Second reason is, that I think it makes sense to update interval of all
AST if you replace one node.
For example, we have:
obj1 foo + obj2 bar
and we replace obj1 with myObject.
The interval of ast was 1 to: 19, and now it should be 1 to: 23.

No it shouldn't. If the source has not been regenerated from the modified AST, then

'source copyFrom: theBarASTNode start to: theBarASTNode stop'

end past the end of it (20 to 23 with source ending at 19).
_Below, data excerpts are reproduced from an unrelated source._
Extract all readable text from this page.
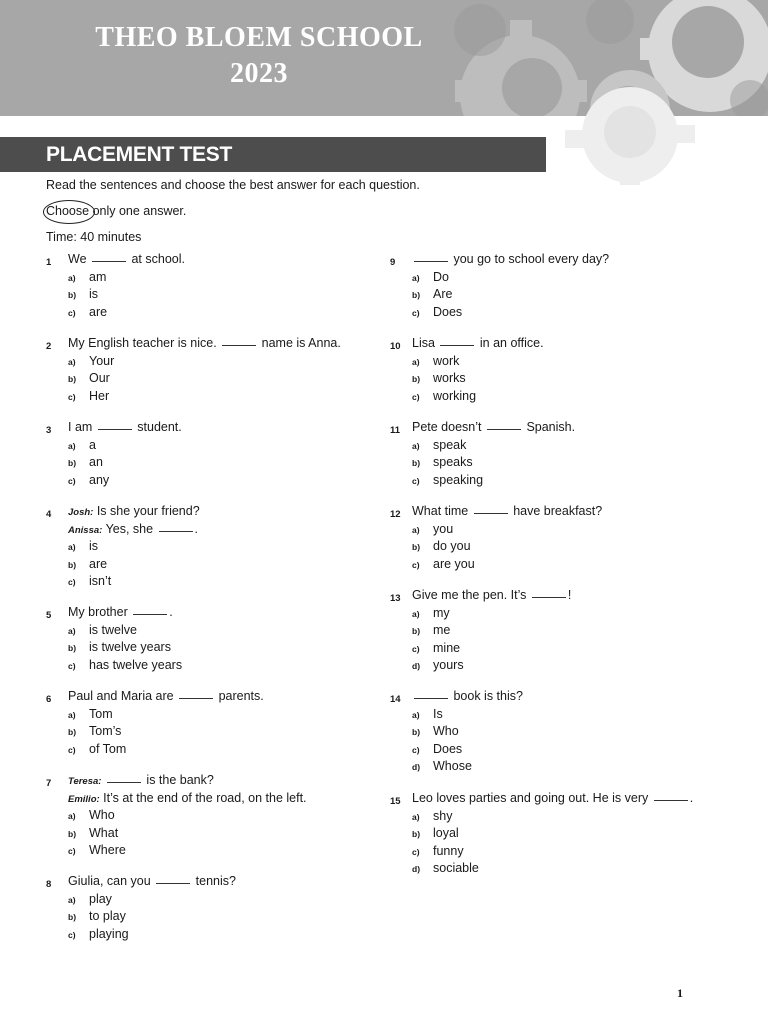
THEO BLOEM SCHOOL
2023
PLACEMENT TEST
Read the sentences and choose the best answer for each question.
Choose only one answer.
Time: 40 minutes
1 We	at school.
a) am
b) is
c) are
2 My English teacher is nice.	name is Anna.
a) Your
b) Our
c) Her
3 I am	student.
a) a
b) an
c) any
4 Josh: Is she your friend?
Anissa: Yes, she	.
a) is
b) are
c) isn’t
5 My brother	.
a) is twelve
b) is twelve years
c) has twelve years
6 Paul and Maria are	parents.
a) Tom
b) Tom’s
c) of Tom
7 Teresa:	is the bank?
Emilio: It’s at the end of the road, on the left.
a) Who
b) What
c) Where
8 Giulia, can you	tennis?
a) play
b) to play
c) playing
9	you go to school every day?
a) Do
b) Are
c) Does
10 Lisa	in an office.
a) work
b) works
c) working
11 Pete doesn’t	Spanish.
a) speak
b) speaks
c) speaking
12 What time	have breakfast?
a) you
b) do you
c) are you
13 Give me the pen. It’s	!
a) my
b) me
c) mine
d) yours
14	book is this?
a) Is
b) Who
c) Does
d) Whose
15 Leo loves parties and going out. He is very	.
a) shy
b) loyal
c) funny
d) sociable
1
If you regenerate the source, then you can parse it and you'll have correct intervals.

Thierry

Mark

2014-10-28 14:00 GMT+02:00 Thierry Goubier <thierry.goub...@gmail.com
<mailto:thierry.goub...@gmail.com>>:

    Le 28/10/2014 12:45, Mark Rizun a écrit :

        Yes, because they are wrong. Here is an issue:
        
https://pharo.fogbugz.com/f/__cases/14254/AST-method-__replaceWith-does-not-change-__source-interval
        
<https://pharo.fogbugz.com/f/cases/14254/AST-method-replaceWith-does-not-change-source-interval>


    I would say that they are correct.

    When I write source to source compilers, I admit that anything that
    I change in the AST (via replaceWith equivalent) has no valid source
    interval (since it does not exist in the original source). However,
    all unmodified nodes should keep their 'non-modified' source
    interval (since I may need it to fetch the relevant text from the
    source).

    If I want my modification to the AST to have valid source intervals,
    then, I need to regenerate the source from the modified AST. And
    only then they are valid.

    You may want to update the source interval when you do a
    replaceWith, but the only thing we will get with what you want to do
    is that, after a replaceWith, no source interval can be trusted
    since it may end up past the end of the original source string length.

    Thierry


        2014-10-28 13:32 GMT+02:00 Thierry Goubier
        <thierry.goub...@gmail.com <mailto:thierry.goub...@gmail.com>
        <mailto:thierry.goubier@gmail.__com
        <mailto:thierry.goub...@gmail.com>>>:


             Le 28/10/2014 12:12, Mark Rizun a écrit :

                      Well, not really.

                      Technically, tokens are used to drive a parser
        from a scanner.

                      If an AST node knows how to relate itself to its
        original
                 source
                      code chunk and is able to print itself correctly, then
                 tokens are
                      redundant.

                      In short, if you work with parsers, you'd better
        know what
                 tokens
                      are. If you're only working with the AST, tokens are
                 redundant and
                      noise (i.e. they often have a type (or more than
        one) which
                 is only
                      understood by the parser).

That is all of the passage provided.